York Festival of Ideas is just drawing to a close for another year, but this week I joined Alice Courvoisier there for the third time to deliver an evening of thought-provoking entertainment (such has always been our aim, anyway).
We were supposed to be joined by Carolyn Dougherty this time (sadly she had to pull out at the last minute) so it was much more of a straightforward lecture format than our 2016 offering on the theme of time (which mixed myths, my fiction, history of science, and some proper physics) and a complete departure from our 2015 blend of myths and stories. Alice’s hair seems to get a bit shorter each time, but I can’t present the evidence because everyone was too engrossed to take photos this year (by which I mean, OneMonkey couldn’t make it and no-one else thinks of these things), which also means you don’t get to see the flabbergasting size of our audience. We were in a bigger venue this year, with stewards on hand to bring us coffee and supervise the Q&A (thank you to the students who gave up their time to do this) and I had a mild panic when I heard 88 tickets had been booked. They didn’t all turn up, but we still had a bigger audience than I was anticipating.
This year we were Facing the Impossible in Physics, according to the title of our talk, and (to paraphrase from my notes) we tried to get the audience thinking about science in a way they might not have thought about it before, by looking at how the notion of ‘impossible’ can change depending on when and where we are, and how the prevailing scientific view can change radically.

Kepler’s Platonic Solid model of the solar system
Between us we did an accelerated history of celestial mechanics, with me tackling the part from the dawn of time (metaphorically speaking) to Kepler in 1609, and Alice presenting Newton to Poincaré at the turn of the 20th century, which gave her an excuse to play a clip of this video illustrating the concept of the sun moving as well (because we usually see it as static, with planets whizzing round it), with some suitably grandiose music.
I talked about experimental validation and bias, thought experiments, and provisional truths, while Alice pointed out that we have to trust something, and rattled through a history of Western views on the nature of matter. As a brief overview that might sound a bit dry but the audience seemed engaged and enthusiastic, and we had to curtail the Q&A after about half an hour because we’d over-run our slot and the next guy needed to start setting his presentation up! In fact Alice and I, as well as Mark the artist (who was there to provide moral support but also to critique us in his capacity as a philosopher of science) chatted to interested members of the audience for at least a quarter of an hour outside the lecture room afterwards as well, which made me feel like we’d achieved our goal of getting people thinking. A special mention must go to the physics student who boosted my ego by asking if there was an accompanying book available downstairs at the Waterstones stand… (maybe next time).

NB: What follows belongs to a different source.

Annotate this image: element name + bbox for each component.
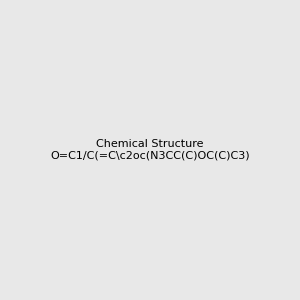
Text: Chemical Structure
O=C1/C(=C\c2oc(N3CC(C)OC(C)C3): Chemical Structure O=C1/C(=C\c2oc(N3CC(C… bbox=[50, 139, 250, 161]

If you were there, thank you. If not, I’ll leave you with one of my thoughts from the evening:
In this age of the distrust of experts I don’t want to imply that scientists – even long-dead astronomers – don’t know what they’re doing. But I do want to emphasize that they’re not infallible, they’re not pure objective calculating machines, and the history of science isn’t a single-track road that’s sitting there just waiting for the brambles to be hacked away so the carefree physicists can skip along it arm in arm past all the handy signposts saying ‘Truth this way’.
Sounds brilliant. Well done!
Thanks, I’m amazed both by the size of the audience and by how much people seemed to get out of it. I’ve had my love of physics rekindled as well so that’s nice!